Brands

Coronavirus Is Showing Us That the Future of Retail Is Digital

With social distancing measures taking hold across the country, the outlook for retail is clear: Retailers have to go digital to survive. Those who do could actually thrive; consider Amazon, for example, which announced this week that it’s hiring 100,000 more employees to handle order increases.

With COVID-19, digital capabilities have exponentially increased in importance to help weather the virus. Starbucks has gone from “sip and stay” to “grab and go” by closing seating areas in all U.S. locations. Apple, Lulemon, Nike and many more retail locations have gone totally online.

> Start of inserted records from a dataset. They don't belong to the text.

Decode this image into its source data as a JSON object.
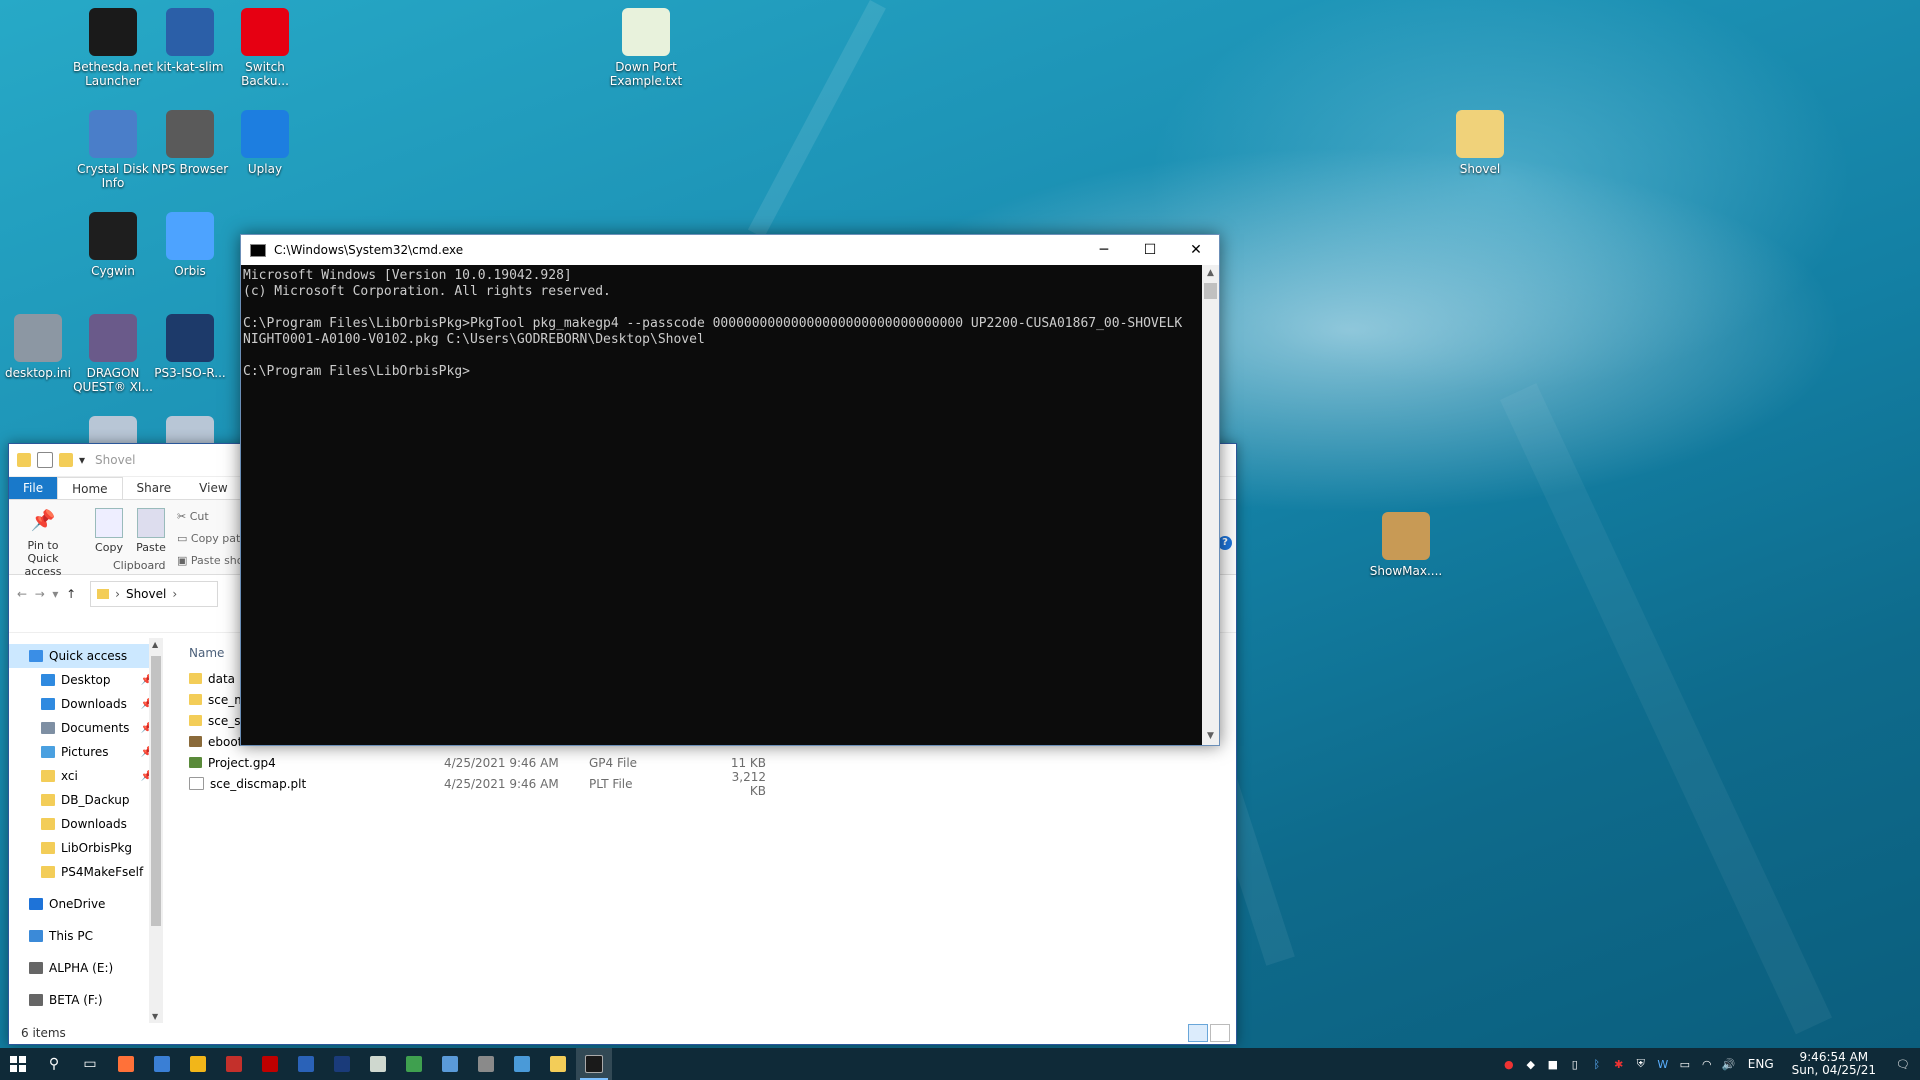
{
  "desktop": {
    "icons": [
      {
        "label": "Bethesda.net Launcher",
        "color": "#1a1a1a",
        "icon": "bethesda-icon"
      },
      {
        "label": "kit-kat-slim",
        "color": "#2b5fa8",
        "icon": "laptop-icon"
      },
      {
        "label": "Switch Backu...",
        "color": "#e60012",
        "icon": "switch-icon"
      },
      {
        "label": "Down Port Example.txt",
        "color": "#e8f2dc",
        "icon": "notepad-icon"
      },
      {
        "label": "Crystal Disk Info",
        "color": "#4a7ec9",
        "icon": "disk-icon"
      },
      {
        "label": "NPS Browser",
        "color": "#5a5a5a",
        "icon": "nps-icon"
      },
      {
        "label": "Uplay",
        "color": "#1d7ee0",
        "icon": "uplay-icon"
      },
      {
        "label": "Shovel",
        "color": "#f0d27a",
        "icon": "folder-icon"
      },
      {
        "label": "Cygwin",
        "color": "#1e1e1e",
        "icon": "cygwin-icon"
      },
      {
        "label": "Orbis",
        "color": "#4da3ff",
        "icon": "orbis-icon"
      },
      {
        "label": "desktop.ini",
        "color": "#8c97a3",
        "icon": "settings-file-icon"
      },
      {
        "label": "DRAGON QUEST® XI...",
        "color": "#6a5a8a",
        "icon": "game-icon"
      },
      {
        "label": "PS3-ISO-R...",
        "color": "#1d3a6a",
        "icon": "disc-icon"
      },
      {
        "label": "ShowMax....",
        "color": "#c89a55",
        "icon": "package-icon"
      }
    ]
  },
  "cmd": {
    "title": "C:\\Windows\\System32\\cmd.exe",
    "lines": [
      "Microsoft Windows [Version 10.0.19042.928]",
      "(c) Microsoft Corporation. All rights reserved.",
      "",
      "C:\\Program Files\\LibOrbisPkg>PkgTool pkg_makegp4 --passcode 00000000000000000000000000000000 UP2200-CUSA01867_00-SHOVELK",
      "NIGHT0001-A0100-V0102.pkg C:\\Users\\GODREBORN\\Desktop\\Shovel",
      "",
      "C:\\Program Files\\LibOrbisPkg>"
    ]
  },
  "explorer": {
    "title": "Shovel",
    "tabs": [
      "File",
      "Home",
      "Share",
      "View"
    ],
    "ribbon": {
      "pin": "Pin to Quick access",
      "copy": "Copy",
      "paste": "Paste",
      "cut": "Cut",
      "copy_path": "Copy path",
      "paste_shortcut": "Paste shor",
      "group": "Clipboard"
    },
    "breadcrumb": "Shovel",
    "column_name": "Name",
    "nav": [
      {
        "label": "Quick access",
        "color": "#3a8ee6",
        "pinned": false
      },
      {
        "label": "Desktop",
        "color": "#2f8ae0",
        "pinned": true
      },
      {
        "label": "Downloads",
        "color": "#2f8ae0",
        "pinned": true
      },
      {
        "label": "Documents",
        "color": "#7e8fa3",
        "pinned": true
      },
      {
        "label": "Pictures",
        "color": "#4aa0e0",
        "pinned": true
      },
      {
        "label": "xci",
        "color": "#f3cd58",
        "pinned": true
      },
      {
        "label": "DB_Dackup",
        "color": "#f3cd58",
        "pinned": false
      },
      {
        "label": "Downloads",
        "color": "#f3cd58",
        "pinned": false
      },
      {
        "label": "LibOrbisPkg",
        "color": "#f3cd58",
        "pinned": false
      },
      {
        "label": "PS4MakeFself",
        "color": "#f3cd58",
        "pinned": false
      },
      {
        "label": "OneDrive",
        "color": "#1e73d8",
        "pinned": false
      },
      {
        "label": "This PC",
        "color": "#3b8ad8",
        "pinned": false
      },
      {
        "label": "ALPHA (E:)",
        "color": "#666666",
        "pinned": false
      },
      {
        "label": "BETA (F:)",
        "color": "#666666",
        "pinned": false
      }
    ],
    "pin_glyph": "📌",
    "files": [
      {
        "name": "data",
        "date": "",
        "type": "",
        "size": "",
        "color": "#f3cd58"
      },
      {
        "name": "sce_mo",
        "date": "",
        "type": "",
        "size": "",
        "color": "#f3cd58"
      },
      {
        "name": "sce_sys",
        "date": "",
        "type": "",
        "size": "",
        "color": "#f3cd58"
      },
      {
        "name": "eboot.",
        "date": "",
        "type": "",
        "size": "",
        "color": "#8a6a3a"
      },
      {
        "name": "Project.gp4",
        "date": "4/25/2021 9:46 AM",
        "type": "GP4 File",
        "size": "11 KB",
        "color": "#5a8a3a"
      },
      {
        "name": "sce_discmap.plt",
        "date": "4/25/2021 9:46 AM",
        "type": "PLT File",
        "size": "3,212 KB",
        "color": "#ffffff"
      }
    ],
    "status": "6 items"
  },
  "taskbar": {
    "lang": "ENG",
    "time": "9:46:54 AM",
    "date": "Sun, 04/25/21",
    "apps": [
      {
        "name": "firefox",
        "color": "#ff7139"
      },
      {
        "name": "app2",
        "color": "#3a7fd5"
      },
      {
        "name": "chrome",
        "color": "#f2b619"
      },
      {
        "name": "app4",
        "color": "#c4302b"
      },
      {
        "name": "filezilla",
        "color": "#bf0000"
      },
      {
        "name": "app6",
        "color": "#2a62b8"
      },
      {
        "name": "photoshop",
        "color": "#1a3b7a"
      },
      {
        "name": "app8",
        "color": "#cfd8cf"
      },
      {
        "name": "app9",
        "color": "#3fa04f"
      },
      {
        "name": "app10",
        "color": "#5a9ad8"
      },
      {
        "name": "calc",
        "color": "#8a8a8a"
      },
      {
        "name": "app12",
        "color": "#4a9ad8"
      },
      {
        "name": "explorer",
        "color": "#f3cd58"
      },
      {
        "name": "cmd",
        "color": "#1a1a1a"
      }
    ]
  }
}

As the senior vice president of retail for a global software product development company, I’ve seen how rapidly the retail industry has evolved. Now, and in post-COVID days, the demand for software that can expand digital capabilities will skyrocket. Even in 2019, when shopping was high, over 9,000 stores closed in the United States, mainly those struggling to incorporate new consumer digital demands. Many of these demands will focus on ease of ordering and home delivery options.

In the fourth quarter of 2019, e-commerce sales made up over 10 percent of total retail sales – the highest ever. Retailers that are making the most of new technology began coming out ahead; digital behemoth Amazon, unsurprisingly, was the leader in e-commerce, with nearly 40 percent of e-commerce sales in 2019 and 4.6 percent of total U.S. retail sales. Target, however, also recently broke into the top 10 U.S. e-commerce retailers, thanks to a digital push that includes features like in-store pickup and its invite-only curated online marketplace. In 2017, Home Depot announced an $11 billion investment to improve its digital services. This may have been just in time.

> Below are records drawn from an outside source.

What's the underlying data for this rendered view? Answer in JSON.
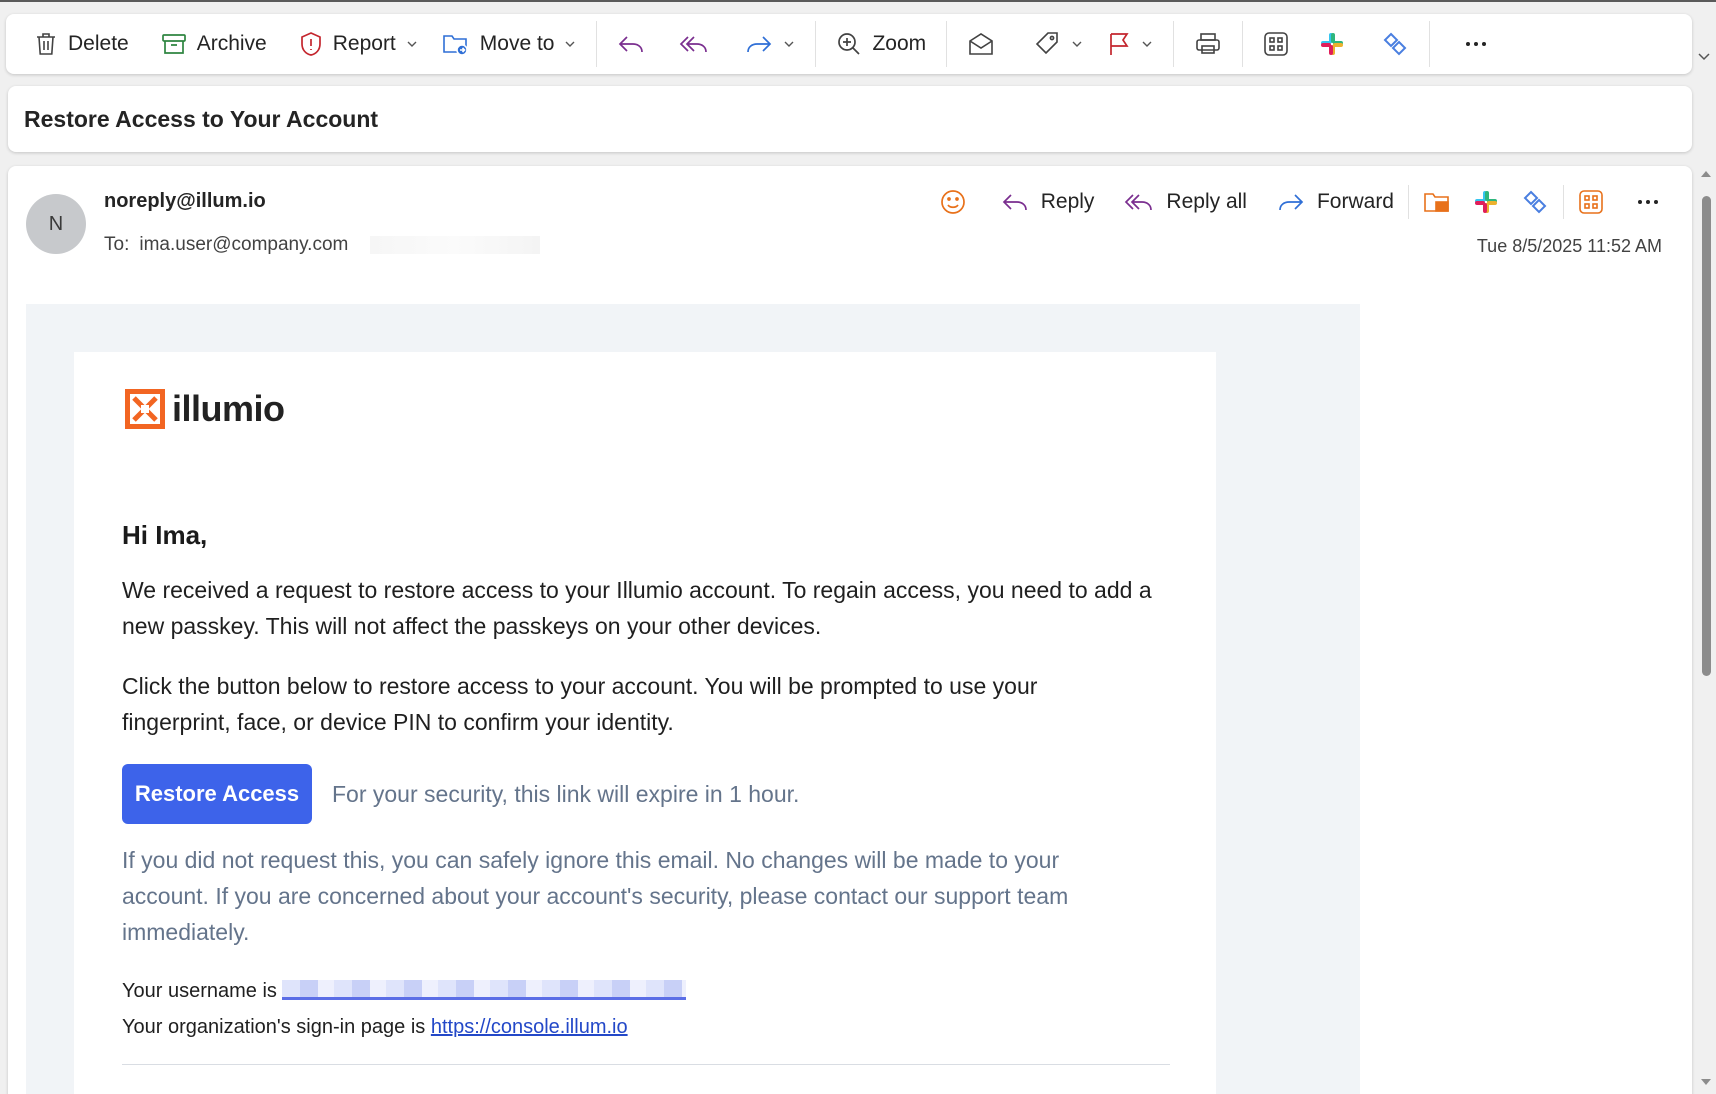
{
  "toolbar": {
    "delete_label": "Delete",
    "archive_label": "Archive",
    "report_label": "Report",
    "move_label": "Move to",
    "zoom_label": "Zoom"
  },
  "subject": "Restore Access to Your Account",
  "message": {
    "avatar_initial": "N",
    "sender": "noreply@illum.io",
    "to_label": "To:",
    "to_address": "ima.user@company.com",
    "date": "Tue 8/5/2025 11:52 AM",
    "actions": {
      "reply": "Reply",
      "reply_all": "Reply all",
      "forward": "Forward"
    }
  },
  "email": {
    "logo_text": "illumio",
    "greeting": "Hi Ima,",
    "para1": "We received a request to restore access to your Illumio account. To regain access, you need to add a new passkey. This will not affect the passkeys on your other devices.",
    "para2": "Click the button below to restore access to your account. You will be prompted to use your fingerprint, face, or device PIN to confirm your identity.",
    "button_label": "Restore Access",
    "expire_note": "For your security, this link will expire in 1 hour.",
    "para3": "If you did not request this, you can safely ignore this email. No changes will be made to your account. If you are concerned about your account's security, please contact our support team immediately.",
    "username_prefix": "Your username is",
    "signin_prefix": "Your organization's sign-in page is",
    "signin_url": "https://console.illum.io"
  },
  "colors": {
    "button": "#3d63ea",
    "link": "#2348c8",
    "muted_text": "#64748b",
    "logo_orange": "#f26522",
    "email_background": "#f1f4f7"
  }
}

These new tech strategies are a major effort to avoid the failures that plagued mall giants like Things Remembered, Gymboree, Forever 21 and Destination Maternity, which all filed for bankruptcy last year.

Successful brands today often employ a growing trend in retail – the app. It’s simply not enough anymore to have a website, however sophisticated or streamlined that site might be. More than a third of e-commerce purchases in 2019 were made with a smartphone, and as we move further into 2020, we’ll see more and more retailers releasing their own apps. The amount of time consumers spent in shopping apps increased 60 percent between 2016 and 2018 alone, and today, four in five smartphone users say they’ve used their phones to buy at least one item in the past six months. A recent study found that millennials now make 36 percent of all their purchases with their smartphones (and considering millennials now make up a third of shoppers for apparel, jewelry, beauty products and toys, those industries should especially take note). Shopping apps are clearly not the fad market that analysts predicted just a year ago.

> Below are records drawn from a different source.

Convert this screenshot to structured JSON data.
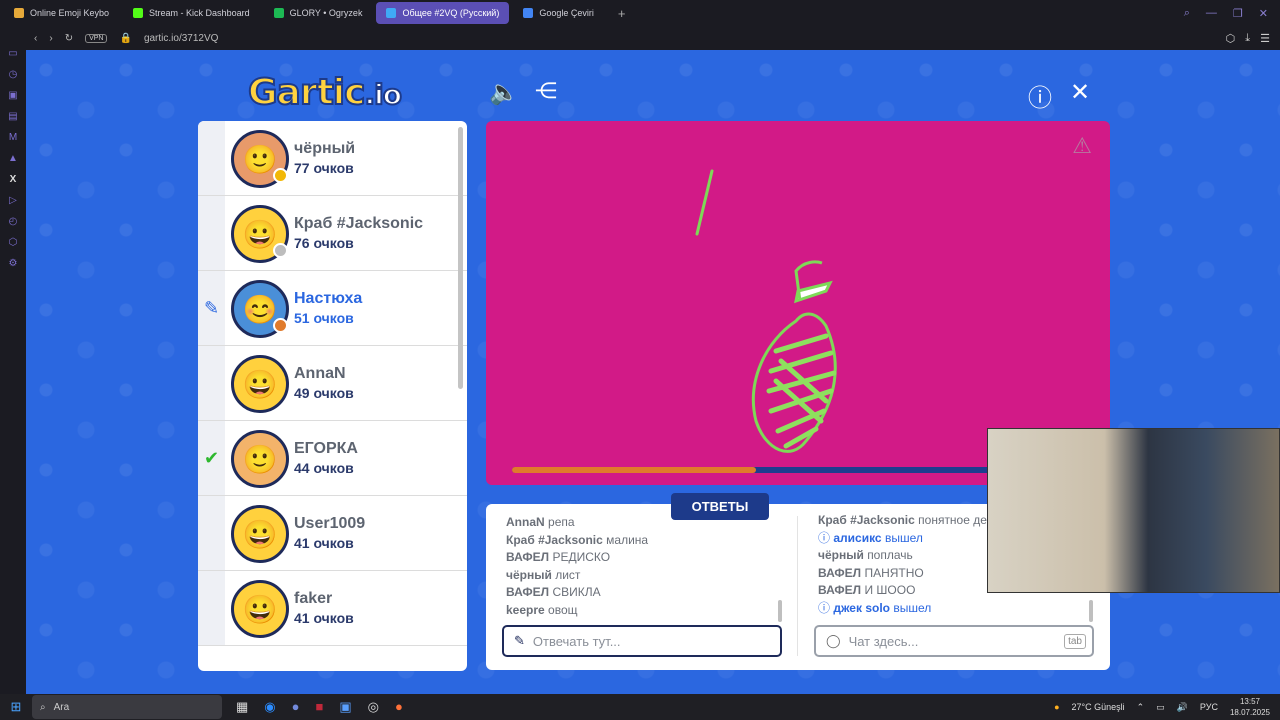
{
  "browser": {
    "tabs": [
      {
        "label": "Online Emoji Keybo",
        "color": "#e6a93a"
      },
      {
        "label": "Stream - Kick Dashboard",
        "color": "#53fc18"
      },
      {
        "label": "GLORY • Ogryzek",
        "color": "#1db954"
      },
      {
        "label": "Общее #2VQ (Русский)",
        "color": "#3fa9f5"
      },
      {
        "label": "Google Çeviri",
        "color": "#4285f4"
      }
    ],
    "url": "gartic.io/3712VQ",
    "vpn": "VPN"
  },
  "game": {
    "logo_main": "Gartic",
    "logo_tail": ".io",
    "players": [
      {
        "name": "чёрный",
        "score": "77 очков",
        "dot": "#f2b807",
        "face": "🙂",
        "status": "",
        "bg": "#e89a6a"
      },
      {
        "name": "Краб #Jacksonic",
        "score": "76 очков",
        "dot": "#bdbdbd",
        "face": "😀",
        "status": "",
        "bg": "#ffd13d"
      },
      {
        "name": "Настюха",
        "score": "51 очков",
        "dot": "#e07b2c",
        "face": "😊",
        "status": "✎",
        "bg": "#4a8fd8"
      },
      {
        "name": "AnnaN",
        "score": "49 очков",
        "dot": "",
        "face": "😀",
        "status": "",
        "bg": "#ffd13d"
      },
      {
        "name": "ЕГОРКА",
        "score": "44 очков",
        "dot": "",
        "face": "🙂",
        "status": "✔",
        "bg": "#f3b36a"
      },
      {
        "name": "User1009",
        "score": "41 очков",
        "dot": "",
        "face": "😀",
        "status": "",
        "bg": "#ffd13d"
      },
      {
        "name": "faker",
        "score": "41 очков",
        "dot": "",
        "face": "😀",
        "status": "",
        "bg": "#ffd13d"
      }
    ],
    "timer_progress": 0.42,
    "answers_tab": "ОТВЕТЫ",
    "answers": [
      {
        "who": "AnnaN",
        "text": "репа"
      },
      {
        "who": "Краб #Jacksonic",
        "text": "малина"
      },
      {
        "who": "ВАФЕЛ",
        "text": "РЕДИСКО"
      },
      {
        "who": "чёрный",
        "text": "лист"
      },
      {
        "who": "ВАФЕЛ",
        "text": "СВИКЛА"
      },
      {
        "who": "keepre",
        "text": "овощ"
      }
    ],
    "chat": [
      {
        "who": "Краб #Jacksonic",
        "text": "понятное де",
        "sys": false
      },
      {
        "who": "алисикс",
        "text": "вышел",
        "sys": true
      },
      {
        "who": "чёрный",
        "text": "поплачь",
        "sys": false
      },
      {
        "who": "ВАФЕЛ",
        "text": "ПАНЯТНО",
        "sys": false
      },
      {
        "who": "ВАФЕЛ",
        "text": "И ШООО",
        "sys": false
      },
      {
        "who": "джек solo",
        "text": "вышел",
        "sys": true
      }
    ],
    "answer_placeholder": "Отвечать тут...",
    "chat_placeholder": "Чат здесь...",
    "chat_hint": "tab"
  },
  "taskbar": {
    "search": "Ara",
    "weather": "27°C Güneşli",
    "lang": "РУС",
    "time": "13:57",
    "date": "18.07.2025"
  }
}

Again, Starbucks is an example of how retailers are capitalizing on digital features that make shopping more convenient. In less than two years after its launch in 2011, the beverage company’s app had received more than 70 million mobile payment transactions. Even before physical locations temporarily closed, millions of people were skipping the line by ordering through the app, and the chain opened a mobile-only location in New York City.

The shopping experience of the future isn’t in apps alone; the lines between what’s digital and what’s not have blurred significantly in the past year. When stores reopen, there will be much more integration of mobile and digital features with brick and mortar browsing. Shopping will be just as much about the experience as the end product. Retailers are incorporating the “endless aisle,” in which you look at and touch specific items in the store, like furniture, but then view dozens of different customizations for that product (Interior Define, which has thriving national sales but only has stores in six cities, is an example).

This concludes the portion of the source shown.